The "tentative" plan was for roughly 2,500 American troops, including trainers for Afghan security forces, to deploy to the north, said the official, who spoke on condition of anonymity.

President Barack Obama approved the deployment of 30,000 additional troops in December to turn the war around, and most of the 10,000 that have arrived so far have been sent to the volatile south, the spiritual heartland of the Taliban insurgency.

Plans for a possible shift of forces emerged after a senior German general said the NATO-led force was planning an offensive in the northern Kunduz province.

General Bruno Kasdorf, chief of staff of the NATO-led International Security and Assistance Force, told German ARD public radio Thursday the operation would be "similar" to the offensive currently underway in the southern province of Helmand involving 15,000 US, NATO and Afghan troops.

Compared to the south, violence is still relatively low in the north, but Taliban forces have stepped up attacks in the area in recent months and tried to disrupt vital NATO supply routes from neighboring Uzbekistan that run through Kunduz, officials said.
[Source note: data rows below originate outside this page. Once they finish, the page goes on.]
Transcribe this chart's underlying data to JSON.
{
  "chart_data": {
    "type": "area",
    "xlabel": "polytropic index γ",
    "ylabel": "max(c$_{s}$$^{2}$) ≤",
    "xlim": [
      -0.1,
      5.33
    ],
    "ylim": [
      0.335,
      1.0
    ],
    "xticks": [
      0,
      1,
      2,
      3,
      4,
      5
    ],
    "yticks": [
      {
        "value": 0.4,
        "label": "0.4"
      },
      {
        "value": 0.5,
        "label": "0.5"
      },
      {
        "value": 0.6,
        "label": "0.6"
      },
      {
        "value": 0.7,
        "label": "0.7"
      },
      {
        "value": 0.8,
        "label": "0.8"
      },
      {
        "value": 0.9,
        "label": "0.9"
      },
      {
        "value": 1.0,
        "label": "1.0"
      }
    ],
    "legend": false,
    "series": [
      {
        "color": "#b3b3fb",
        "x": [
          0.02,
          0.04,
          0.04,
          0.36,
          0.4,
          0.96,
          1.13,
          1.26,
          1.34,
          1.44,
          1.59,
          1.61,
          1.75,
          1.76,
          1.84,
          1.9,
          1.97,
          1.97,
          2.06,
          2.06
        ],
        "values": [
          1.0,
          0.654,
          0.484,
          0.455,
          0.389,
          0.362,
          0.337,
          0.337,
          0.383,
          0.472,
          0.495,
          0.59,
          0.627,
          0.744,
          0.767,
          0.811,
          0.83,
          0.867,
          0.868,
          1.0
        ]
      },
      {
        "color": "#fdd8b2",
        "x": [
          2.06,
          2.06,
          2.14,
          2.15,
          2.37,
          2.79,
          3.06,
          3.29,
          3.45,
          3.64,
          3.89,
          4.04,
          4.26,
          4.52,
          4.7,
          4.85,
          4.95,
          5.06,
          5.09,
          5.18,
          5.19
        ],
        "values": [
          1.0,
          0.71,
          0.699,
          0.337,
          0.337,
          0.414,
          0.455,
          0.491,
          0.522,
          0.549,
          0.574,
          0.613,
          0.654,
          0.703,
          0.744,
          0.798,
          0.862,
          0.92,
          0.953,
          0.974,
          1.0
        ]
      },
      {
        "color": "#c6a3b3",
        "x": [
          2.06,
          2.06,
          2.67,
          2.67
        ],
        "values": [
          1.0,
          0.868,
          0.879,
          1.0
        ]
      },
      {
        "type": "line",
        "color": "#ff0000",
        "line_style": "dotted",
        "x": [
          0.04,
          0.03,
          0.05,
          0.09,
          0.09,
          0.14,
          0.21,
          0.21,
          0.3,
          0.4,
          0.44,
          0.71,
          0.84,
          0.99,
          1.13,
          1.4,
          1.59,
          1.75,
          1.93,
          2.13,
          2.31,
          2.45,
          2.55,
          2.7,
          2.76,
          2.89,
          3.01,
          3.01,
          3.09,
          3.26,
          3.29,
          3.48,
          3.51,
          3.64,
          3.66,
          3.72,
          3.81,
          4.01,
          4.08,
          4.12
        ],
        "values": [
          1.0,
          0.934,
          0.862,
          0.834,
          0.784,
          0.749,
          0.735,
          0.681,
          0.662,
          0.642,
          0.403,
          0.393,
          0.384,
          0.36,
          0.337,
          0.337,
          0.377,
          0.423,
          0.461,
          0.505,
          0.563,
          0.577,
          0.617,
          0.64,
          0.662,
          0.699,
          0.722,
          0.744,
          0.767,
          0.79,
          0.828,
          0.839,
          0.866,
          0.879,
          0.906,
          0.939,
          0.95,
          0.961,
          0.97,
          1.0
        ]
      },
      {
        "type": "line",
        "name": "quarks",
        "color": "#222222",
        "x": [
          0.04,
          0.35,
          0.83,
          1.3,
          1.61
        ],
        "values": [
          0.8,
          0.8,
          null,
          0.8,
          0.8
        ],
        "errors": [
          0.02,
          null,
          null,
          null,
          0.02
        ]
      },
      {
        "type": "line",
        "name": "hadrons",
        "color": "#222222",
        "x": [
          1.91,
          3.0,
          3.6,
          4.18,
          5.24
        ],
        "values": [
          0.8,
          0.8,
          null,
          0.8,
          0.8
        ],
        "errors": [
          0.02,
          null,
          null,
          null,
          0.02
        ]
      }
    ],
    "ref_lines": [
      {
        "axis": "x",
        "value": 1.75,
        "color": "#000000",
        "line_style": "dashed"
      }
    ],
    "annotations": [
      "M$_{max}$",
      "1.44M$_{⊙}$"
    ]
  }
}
Another defense official said the Taliban, which has its roots in the Pashtun community, is seeking to expand its reach across the country and tended "to focus on the Pashtun pockets in the north."

But he said the center of gravity in the war, for the insurgents and for NATO-led forces, remained in the south, where US reinforcements have poured in since Obama ordered the surge of American forces.

Germany has around 4,300 troops in Afghanistan, the third-largest contingent after the United States and Britain.

General Stanley McChrystal, the top commander of US and NATO troops in Afghanistan, told reporters this week that German forces in the northern city of Mazar-e-Sharif were concentrating their efforts on Baghlan and Kunduz "as well as a number of other areas across the north."

He said security was better than in the south but that "effective and focused operations" were still required in the area.